OCD and Christianity


The majority of recent scientific papers on OCD deal with the biomedical aspect of the illness. Research in this area is so impressive that the United States Congress has seen fit to include OCD among a small group of mental disorders covered by the Mental Health Equitable Treatment Act. Thus, OCD has been officially recognized as being just as “biologically based” as diabetes or heart disease, and therefore deserving of the same insurance coverage.

The occurrence of obsessions and compulsions has been irrefutably linked to chemical changes in the brain. Studies of neurotransmitters—chemicals that serve as messengers  between brain cells—reveal that one called serotonin is abnormally active in individuals who suffer from obsessive-compulsive disorder. When concentrations of this neurotransmitter are altered by medications, the severity of the disorder changes dramatically.

Studies of brain anatomy demonstrate that OCD sufferers possess a larger number of working brain cells than other people. This interesting finding makes intuitive sense, since their problem is that they think too much. As it turns out, all of us are born with an excess of brain cells. Their absolute numbers decrease through the years as our brains become more streamlined and efficient, a process referred to as “pruning.” There is speculation that obsessive-compulsive disorder may reflect a failure in this aspect of brain maturation.

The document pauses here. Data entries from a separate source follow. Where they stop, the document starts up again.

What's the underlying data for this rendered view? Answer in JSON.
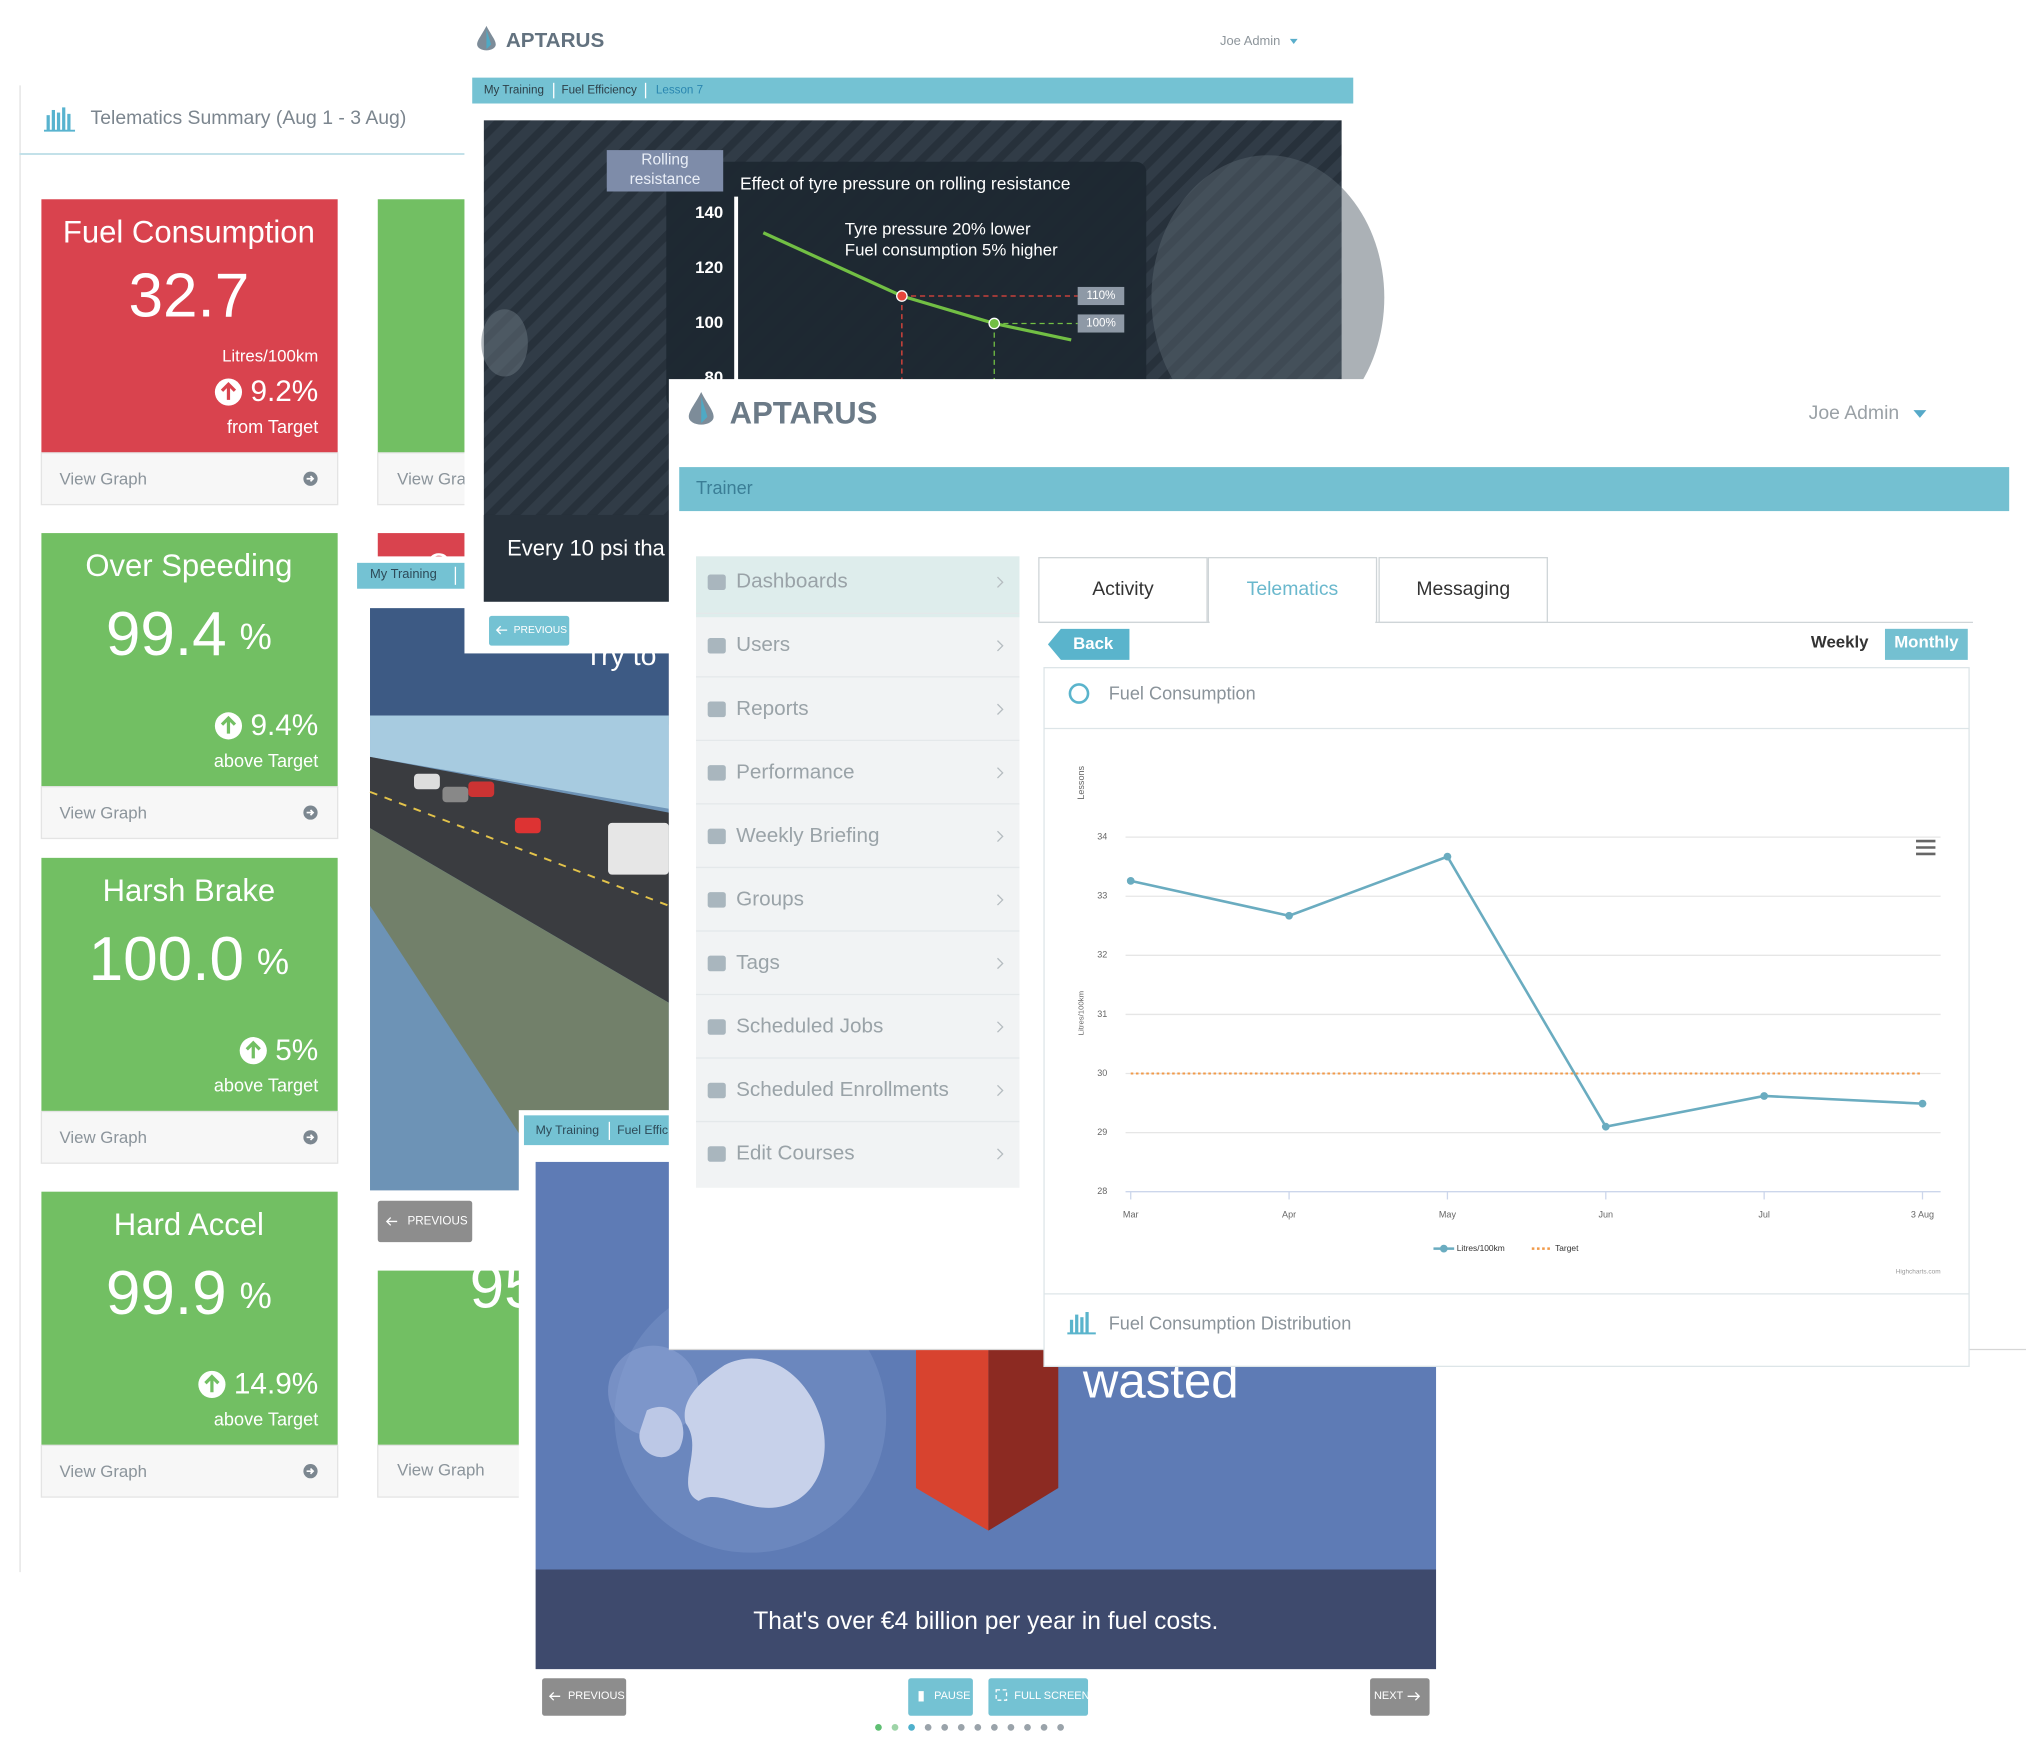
{
  "telematics": {
    "title": "Telematics Summary (Aug 1 - 3 Aug)",
    "cards": [
      {
        "title": "Fuel Consumption",
        "value": "32.7",
        "unit": "Litres/100km",
        "change": "9.2%",
        "note": "from Target",
        "link": "View Graph"
      },
      {
        "title": "Over Speeding",
        "value": "99.4",
        "unit": "%",
        "change": "9.4%",
        "note": "above Target",
        "link": "View Graph"
      },
      {
        "title": "Harsh Brake",
        "value": "100.0",
        "unit": "%",
        "change": "5%",
        "note": "above Target",
        "link": "View Graph"
      },
      {
        "title": "Hard Accel",
        "value": "99.9",
        "unit": "%",
        "change": "14.9%",
        "note": "above Target",
        "link": "View Graph"
      }
    ],
    "partial_cards": [
      {
        "link": "View Gra"
      },
      {
        "title": "C"
      },
      {
        "value": "95",
        "link": "View Graph"
      }
    ]
  },
  "lesson_top": {
    "logo": "APTARUS",
    "user": "Joe Admin",
    "breadcrumb": [
      "My Training",
      "Fuel Efficiency",
      "Lesson 7"
    ],
    "tag": [
      "Rolling",
      "resistance"
    ],
    "caption": "Every 10 psi tha",
    "button": "PREVIOUS"
  },
  "lesson_middle": {
    "breadcrumb": [
      "My Training"
    ],
    "caption": "Try to",
    "button": "PREVIOUS"
  },
  "lesson_bottom": {
    "breadcrumb": [
      "My Training",
      "Fuel Effic"
    ],
    "headline": "wasted",
    "caption": "That's over €4 billion per year in fuel costs.",
    "buttons": {
      "previous": "PREVIOUS",
      "pause": "PAUSE",
      "fullscreen": "FULL SCREEN",
      "next": "NEXT"
    }
  },
  "dashboard": {
    "logo": "APTARUS",
    "user": "Joe Admin",
    "section": "Trainer",
    "menu": [
      "Dashboards",
      "Users",
      "Reports",
      "Performance",
      "Weekly Briefing",
      "Groups",
      "Tags",
      "Scheduled Jobs",
      "Scheduled Enrollments",
      "Edit Courses"
    ],
    "tabs": [
      "Activity",
      "Telematics",
      "Messaging"
    ],
    "back": "Back",
    "periods": [
      "Weekly",
      "Monthly"
    ],
    "panels": [
      "Fuel Consumption",
      "Fuel Consumption Distribution"
    ]
  },
  "chart_data": [
    {
      "type": "line",
      "title": "Effect of tyre pressure on rolling resistance",
      "annotations": [
        "Tyre pressure 20% lower",
        "Fuel consumption 5% higher"
      ],
      "x": [
        0,
        45,
        75,
        100
      ],
      "xlim": [
        0,
        100
      ],
      "series": [
        {
          "color": "#72bf44",
          "values": [
            133,
            110,
            100,
            94
          ],
          "value_labels": [
            null,
            "110%",
            "100%",
            null
          ],
          "marker_colors": [
            null,
            "#e8463c",
            "#72bf44",
            null
          ]
        }
      ],
      "ylim": [
        80,
        145
      ],
      "yticks": [
        80,
        100,
        120,
        140
      ]
    },
    {
      "type": "line",
      "y_title": "Litres/100km",
      "top_label": "Lessons",
      "credit": "Highcharts.com",
      "categories": [
        "Mar",
        "Apr",
        "May",
        "Jun",
        "Jul",
        "3 Aug"
      ],
      "series": [
        {
          "name": "Litres/100km",
          "color": "#6aacc0",
          "values": [
            33.26,
            32.67,
            33.67,
            29.1,
            29.62,
            29.49
          ]
        },
        {
          "name": "Target",
          "color": "#f19a4a",
          "dashed": true,
          "values": [
            30,
            30,
            30,
            30,
            30,
            30
          ]
        }
      ],
      "ylim": [
        28,
        34
      ],
      "yticks": [
        28,
        29,
        30,
        31,
        32,
        33,
        34
      ],
      "grid": true
    }
  ]
}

Studies of brain physiology provide the most dramatic evidence for obsessive-compulsive disorder’s biochemical roots. Advanced brain-scanning techniques, such as positron emission tomography (PET) and magnetic resonance imaging (MRI), allow researchers to see where brain cells are actively at work. For instance, if a person is scanned while studying a book, the visual center in the back of the brain lights up on the screen. If a person is solving a puzzle, the frontal lobe stands out. In people suffering from obsessions, it is the basal ganglia, a grape like cluster of cells located deep in the brain, that lights up abnormally. Aberrations in the basal ganglia are apparent in obsessional patients at rest, and they increase when patients are exposed to situations that intensify their obsessional fears. Some experts now even refer to OCD as a “basal ganglia disease.” Stroke, head injury, and carbon monoxide poisoning can all cause the occurrence of obsessions and compulsions when they damage the nerve cells of this region. Even streptococcal infections (“strep throat”) can lead to obsessive-compulsive disorder through the production of antistreptococcal antibodies that damage the basal ganglia.

Harvard’s Roger Pitman suggests a helpful analogy: The basal ganglia works like a computer using a match-mismatch mechanism to identify certain thoughts that are of special importance for survival—specifically, those conveying a danger message. In the basal ganglia, an image or idea is compared against preexisting wishes, fears, and memory traces. If there is a match, the thought harmonizes with associations about the self and the world, and it is dismissed from consciousness. If there is not a match, the idea is returned to the cortical areas of the brain for further conscious appraisals. Normally, an idea is dismissed when it should be—when, through conscious reflection, an individual realizes that danger does not lurk. In obsessive-compulsive disorder, however, the idea is kept in strong conscious awareness long after the individual himself knows that it should be dismissed.